Nonmodifiable risk factors include the female sex, a lower education level, low socioeconomic status, history of traumatic brain injury, and genetic factors. Potentially modifiable factors include headache attack frequency, certain classes of medication overuse, caffeine use, obesity, snoring, stressful life events, depression, anxiety, and adverse childhood experiences.

DR. LIPTON: Dr. Kurth, what is the relationship between migraine and stroke?

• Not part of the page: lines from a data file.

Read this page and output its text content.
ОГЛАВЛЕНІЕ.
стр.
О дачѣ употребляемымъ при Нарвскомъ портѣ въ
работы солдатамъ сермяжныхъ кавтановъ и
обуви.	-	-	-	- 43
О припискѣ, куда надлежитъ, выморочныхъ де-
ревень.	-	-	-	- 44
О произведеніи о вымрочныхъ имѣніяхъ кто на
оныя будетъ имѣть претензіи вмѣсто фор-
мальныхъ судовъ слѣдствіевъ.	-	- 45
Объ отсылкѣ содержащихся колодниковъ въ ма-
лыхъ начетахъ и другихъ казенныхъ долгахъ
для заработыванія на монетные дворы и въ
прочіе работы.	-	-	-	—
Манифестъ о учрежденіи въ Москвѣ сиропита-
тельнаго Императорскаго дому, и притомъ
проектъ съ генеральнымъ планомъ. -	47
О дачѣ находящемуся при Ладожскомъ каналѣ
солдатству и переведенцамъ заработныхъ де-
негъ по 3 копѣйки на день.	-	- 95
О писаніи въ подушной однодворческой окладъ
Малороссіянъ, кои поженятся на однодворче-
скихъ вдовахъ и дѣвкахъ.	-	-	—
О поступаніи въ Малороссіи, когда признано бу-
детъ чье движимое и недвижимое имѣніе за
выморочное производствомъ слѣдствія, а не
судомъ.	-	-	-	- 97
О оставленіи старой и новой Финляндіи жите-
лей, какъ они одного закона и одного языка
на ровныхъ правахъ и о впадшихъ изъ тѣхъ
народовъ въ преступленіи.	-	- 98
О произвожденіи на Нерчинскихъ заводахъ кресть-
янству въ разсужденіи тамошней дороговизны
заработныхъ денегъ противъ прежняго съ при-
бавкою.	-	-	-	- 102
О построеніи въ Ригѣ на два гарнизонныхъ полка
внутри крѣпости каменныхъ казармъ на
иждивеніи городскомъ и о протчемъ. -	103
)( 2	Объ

DR. KURTH: Well, the relationship between migraine and stroke was first described long ago and for approximately 40 years, the relationship has been confirmed through numerous population-based and clinic-based studies. We have to understand, however, that there are certain subgroups that are at a higher risk than other groups. Overall, there’s an approximately twofold increase in the risk of stroke from migraine, which is only observable in patients with migraine with aura in most studies.31 There is no increased risk of stroke with migraine without aura.31

In subgroups, the increased risk seems to be particularly evident in younger women. Smoking and oral contraceptives seem to play an important role. If a young woman with migraine with aura smokes and uses an oral contraceptive, the risk of stroke increases up to approximately 10-fold or even more in some studies.31

We have to understand, however, that although we’re talking about doubling the relative risk, the absolute risk for an individual is still low. It was estimated that approximately 4 additional ischemic stroke events would occur annually per 10,000 women with migraine with aura,32 which is still a very small number. Despite the publicity about this topic, we have to be realistic about the fact that we cannot predict which patient with migraine with aura will eventually have a stroke.

Some evidence suggests that migraine is also a risk factor for hemorrhagic stroke, but the evidence is scanty as compared to that for ischemic stroke because ischemic stroke is a much more common event.